Data on Thursday showed US producer prices unexpectedly fell in July. It came a day after news that the Consumer Price Index (CPI) for July was unchanged on the month, and increased by a weaker-than-expected 8.5% for the year.
The data has prompted some hopes that the worst of inflation increases may be in the rear view mirror. Still, many analysts and investors say that more proof will be needed before it can be determined how Fed policy could be affected.
“The theme here is that if indeed the monthly inflation prints are a little more stable we’ll need fewer rate hikes and then long-term inflation’s unlikely to come down quite as far,” said Guy LeBas, chief fixed-income strategist at Janney Montgomery Scott in Philadelphia.
However, “I would maintain skepticism until we at least see one or two more inflation prints that signal that rate hikes are ready to slow,” LeBas said.
Yields briefly bounced after data on Friday showed that US consumer sentiment ticked further up in August from a record low earlier this summer and American households’ near-term inflation outlook eased again on the back of the sharp drop in gasoline prices.
A separate report showed that US import prices fell for the first time in seven months in July, helped by a strong dollar and lower fuel and nonfuel costs.
Low liquidity has added to market volatility with many traders out for summer holidays, and as some investors are wary to take positions until there is more clarity on the outlook.
Benchmark 10-year note yields dipped four basis points to 2.849%, after reaching 2.902% on Thursday, the highest since July 22. Two-year note yields gained two basis points to 3.251%.
The closely watched yield curve between two- and 10-year notes was at minus 41 basis points, after reaching minus 56 basis points on Wednesday, the deepest inversion since 2000.
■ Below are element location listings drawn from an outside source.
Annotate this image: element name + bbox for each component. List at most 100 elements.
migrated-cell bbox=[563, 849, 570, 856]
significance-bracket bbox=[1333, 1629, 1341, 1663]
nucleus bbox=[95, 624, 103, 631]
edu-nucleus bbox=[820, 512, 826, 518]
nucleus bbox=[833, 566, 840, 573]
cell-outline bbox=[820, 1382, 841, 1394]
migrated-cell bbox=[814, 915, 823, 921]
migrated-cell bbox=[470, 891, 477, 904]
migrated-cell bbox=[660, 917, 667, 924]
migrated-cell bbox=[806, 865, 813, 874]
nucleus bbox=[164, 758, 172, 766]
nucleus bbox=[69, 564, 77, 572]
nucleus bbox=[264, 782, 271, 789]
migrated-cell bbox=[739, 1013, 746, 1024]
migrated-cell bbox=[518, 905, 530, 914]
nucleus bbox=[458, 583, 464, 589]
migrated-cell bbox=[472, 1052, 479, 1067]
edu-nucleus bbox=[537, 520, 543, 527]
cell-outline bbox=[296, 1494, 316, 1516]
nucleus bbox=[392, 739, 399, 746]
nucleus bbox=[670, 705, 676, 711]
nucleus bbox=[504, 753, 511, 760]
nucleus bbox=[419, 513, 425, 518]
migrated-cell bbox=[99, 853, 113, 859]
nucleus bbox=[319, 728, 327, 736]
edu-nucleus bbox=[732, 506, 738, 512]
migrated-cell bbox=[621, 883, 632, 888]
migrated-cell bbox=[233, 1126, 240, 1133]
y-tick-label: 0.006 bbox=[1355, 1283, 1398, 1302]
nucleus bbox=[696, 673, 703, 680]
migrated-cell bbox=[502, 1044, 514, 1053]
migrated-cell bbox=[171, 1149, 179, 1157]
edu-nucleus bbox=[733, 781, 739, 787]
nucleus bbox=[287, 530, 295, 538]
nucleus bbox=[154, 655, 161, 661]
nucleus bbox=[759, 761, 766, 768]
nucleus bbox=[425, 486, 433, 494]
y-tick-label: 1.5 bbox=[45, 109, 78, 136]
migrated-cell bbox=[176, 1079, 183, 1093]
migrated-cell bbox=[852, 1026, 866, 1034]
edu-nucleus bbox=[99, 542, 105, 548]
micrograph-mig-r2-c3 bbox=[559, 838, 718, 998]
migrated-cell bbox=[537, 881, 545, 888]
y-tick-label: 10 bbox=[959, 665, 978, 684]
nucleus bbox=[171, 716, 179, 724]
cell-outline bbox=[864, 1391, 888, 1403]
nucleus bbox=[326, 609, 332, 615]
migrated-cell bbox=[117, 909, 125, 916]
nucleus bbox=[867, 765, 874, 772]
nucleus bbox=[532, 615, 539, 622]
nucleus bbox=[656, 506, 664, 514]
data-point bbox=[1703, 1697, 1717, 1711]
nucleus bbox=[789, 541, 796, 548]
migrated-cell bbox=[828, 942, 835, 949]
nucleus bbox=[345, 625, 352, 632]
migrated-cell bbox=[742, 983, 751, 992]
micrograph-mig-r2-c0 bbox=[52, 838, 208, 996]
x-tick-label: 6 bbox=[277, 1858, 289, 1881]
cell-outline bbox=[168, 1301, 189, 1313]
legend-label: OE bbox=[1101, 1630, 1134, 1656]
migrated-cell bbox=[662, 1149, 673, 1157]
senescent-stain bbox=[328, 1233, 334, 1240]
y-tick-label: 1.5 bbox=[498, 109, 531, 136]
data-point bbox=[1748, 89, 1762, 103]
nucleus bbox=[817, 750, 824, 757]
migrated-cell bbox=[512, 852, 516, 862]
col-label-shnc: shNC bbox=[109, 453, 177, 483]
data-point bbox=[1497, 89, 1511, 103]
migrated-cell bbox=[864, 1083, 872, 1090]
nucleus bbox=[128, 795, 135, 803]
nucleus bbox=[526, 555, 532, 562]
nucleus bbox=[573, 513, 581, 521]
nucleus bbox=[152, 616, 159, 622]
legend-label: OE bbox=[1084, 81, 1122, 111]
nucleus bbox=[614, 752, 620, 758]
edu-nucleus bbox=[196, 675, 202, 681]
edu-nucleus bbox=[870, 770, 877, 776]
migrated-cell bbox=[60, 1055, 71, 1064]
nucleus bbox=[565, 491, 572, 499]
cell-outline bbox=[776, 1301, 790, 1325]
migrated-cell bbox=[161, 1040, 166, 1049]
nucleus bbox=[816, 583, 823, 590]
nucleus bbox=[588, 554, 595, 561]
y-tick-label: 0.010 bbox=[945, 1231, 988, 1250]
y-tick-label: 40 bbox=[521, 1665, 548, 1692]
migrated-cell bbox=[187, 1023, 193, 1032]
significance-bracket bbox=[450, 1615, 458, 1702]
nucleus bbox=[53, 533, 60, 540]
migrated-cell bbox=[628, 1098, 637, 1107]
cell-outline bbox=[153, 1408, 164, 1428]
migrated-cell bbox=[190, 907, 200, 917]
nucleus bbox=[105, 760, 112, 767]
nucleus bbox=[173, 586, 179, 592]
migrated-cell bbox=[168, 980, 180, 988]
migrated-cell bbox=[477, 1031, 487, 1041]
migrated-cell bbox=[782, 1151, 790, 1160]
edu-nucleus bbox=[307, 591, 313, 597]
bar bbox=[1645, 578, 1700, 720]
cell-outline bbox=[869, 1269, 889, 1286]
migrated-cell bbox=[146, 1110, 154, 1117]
An inversion in this part of the yield curve is viewed as a reliable indicator that a recession will follow in 12-to-18 months.
Investors are debating whether the Fed will hike rates by 50 basis points or 75 basis points when it meets in September.
Fed funds futures traders are now pricing in a 58% chance of a 50-basis-point hike and a 42% chance of a 75-basis-point increase.
The fed funds rate is expected to rise to 3.66% by March, from 2.33% now.
Richmond Fed President Thomas Barkin said on Friday he wanted to raise interest rates further to bring inflation under control, and would watch US economic data to decide how big a rate hike to support at the Fed’s next meeting in September.
San Francisco Fed President Mary Daly said on Thursday that while a half-percentage-point interest rate hike in September “makes sense”, she was open to the possibility of a bigger hike to fight too-high inflation.